It’s a chilly Sunday afternoon and that familiar cloud has settled over me, as it does most weeks. Hello, loneliness.

Sometimes I reach out immediately, texting my entire list of contacts to try and arrange some sort of social contact; the outcome is inconsistent. Occasionally a friend might be at a loose end too, but often friends and family are otherwise engaged with living their lives. Unfortunately, when the latter happens my pessimistic, ruminating mind tends to jump straight down a rabbit hole of despair and make a whole host of assumptions. “Nobody cares about me...I’m unlovable...I’ll always be alone” - just a few quotes from my internal monologue.

As a single twenty-something living in a culture that glorifies popularity status, admitting that I regularly struggle with loneliness doesn’t come easily. But as time goes on, I’m increasingly convinced that keeping it quiet is a major part of the problem. And I’m not just talking about myself; there’s a stigma surrounding loneliness that nobody really wants to think or talk about. The irony is that loneliness is something everyone experiences to some degree. For some it happens daily, whilst for others it might only crop up at particular points in life; either way, it’s an unavoidable reality of being human. There is no way to prevent it entirely, even if we spend our whole lives in company - call it a cliché, but I think most people will know what I mean when I talk about feeling completely alone in a crowded room.

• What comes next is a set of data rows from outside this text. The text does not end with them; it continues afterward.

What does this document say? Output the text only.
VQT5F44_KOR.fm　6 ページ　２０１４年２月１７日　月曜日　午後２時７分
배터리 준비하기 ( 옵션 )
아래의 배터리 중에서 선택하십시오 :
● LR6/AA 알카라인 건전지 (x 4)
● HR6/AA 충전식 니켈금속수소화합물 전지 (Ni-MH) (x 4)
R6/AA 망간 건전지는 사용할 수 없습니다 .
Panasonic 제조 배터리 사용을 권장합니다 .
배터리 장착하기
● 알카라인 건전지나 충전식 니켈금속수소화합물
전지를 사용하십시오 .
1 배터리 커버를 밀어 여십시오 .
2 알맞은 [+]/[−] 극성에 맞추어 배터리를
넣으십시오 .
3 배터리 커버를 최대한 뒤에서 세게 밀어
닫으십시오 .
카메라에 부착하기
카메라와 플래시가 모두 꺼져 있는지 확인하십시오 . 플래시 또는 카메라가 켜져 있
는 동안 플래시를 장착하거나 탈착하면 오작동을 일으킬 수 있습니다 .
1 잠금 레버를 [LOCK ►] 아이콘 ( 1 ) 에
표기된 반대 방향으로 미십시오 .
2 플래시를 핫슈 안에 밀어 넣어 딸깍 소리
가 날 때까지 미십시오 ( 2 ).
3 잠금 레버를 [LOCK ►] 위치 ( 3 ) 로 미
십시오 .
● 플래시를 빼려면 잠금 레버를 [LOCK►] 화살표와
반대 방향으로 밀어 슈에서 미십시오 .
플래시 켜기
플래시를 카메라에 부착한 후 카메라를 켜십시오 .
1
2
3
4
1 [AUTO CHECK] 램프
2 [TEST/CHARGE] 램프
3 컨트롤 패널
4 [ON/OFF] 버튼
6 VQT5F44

Planning ahead and making plans to see friends is something I make an effort to do, and would definitely advocate for anyone who struggles with loneliness fairly often. And yet, the ‘desperate texting’ scenario described above still seems to be a fairly regular predicament for me. Try as you might, the fact is no amount of planning can guarantee a life completely free from loneliness. Time and experience have taught me that rather than fighting it, I’m better off building my own little bank of skills for living in the loneliness. The following are a just a few examples:

Accept

Why waste energy fighting the reality of how you’re feeling? It is what it is. Ironically, when you can accept your emotions they lose their power over you - it’s such a relief.

Avoid comparisons

I’m quick to assume that everyone else’s life is far better than mine. The fact is everyone has their own burdens, and I don’t have a clue what’s going on in the lives of other people.

Act

Do something. Anything. I sometimes go and sit in a busy cafe, just to soak up the bustling atmosphere. I often find that once I’ve finished, the worst of the storm has passed or my emotions are at least a lot more manageable.

These aren’t hard and fast rules - but I’ve found them helpful at times, and perhaps you might too. It’s a case of trial and error, to build your own personal ‘bank’ of coping skills. But one thing I urge you to do is talk. When you open up to someone, you’ll be surprised by who responds with “me too”. Not only will it ease your pain in that moment - it will also chip away at that stigma surrounding loneliness that stops many people from talking about it. Uttering the words “I’m lonely” isn’t cause for shame or embarrassment. Ask yourself - have I ever thought less of somebody for expressing feelings of loneliness? I’m willing to bet the answer is no. I admit, knowing this doesn’t necessarily reduce the fear of opening up; sharing our vulnerabilities is scary. But if you can make it to that point of feeling the fear and doing it anyway, you’ve done the hardest part - and the relief that follows is more than worth it.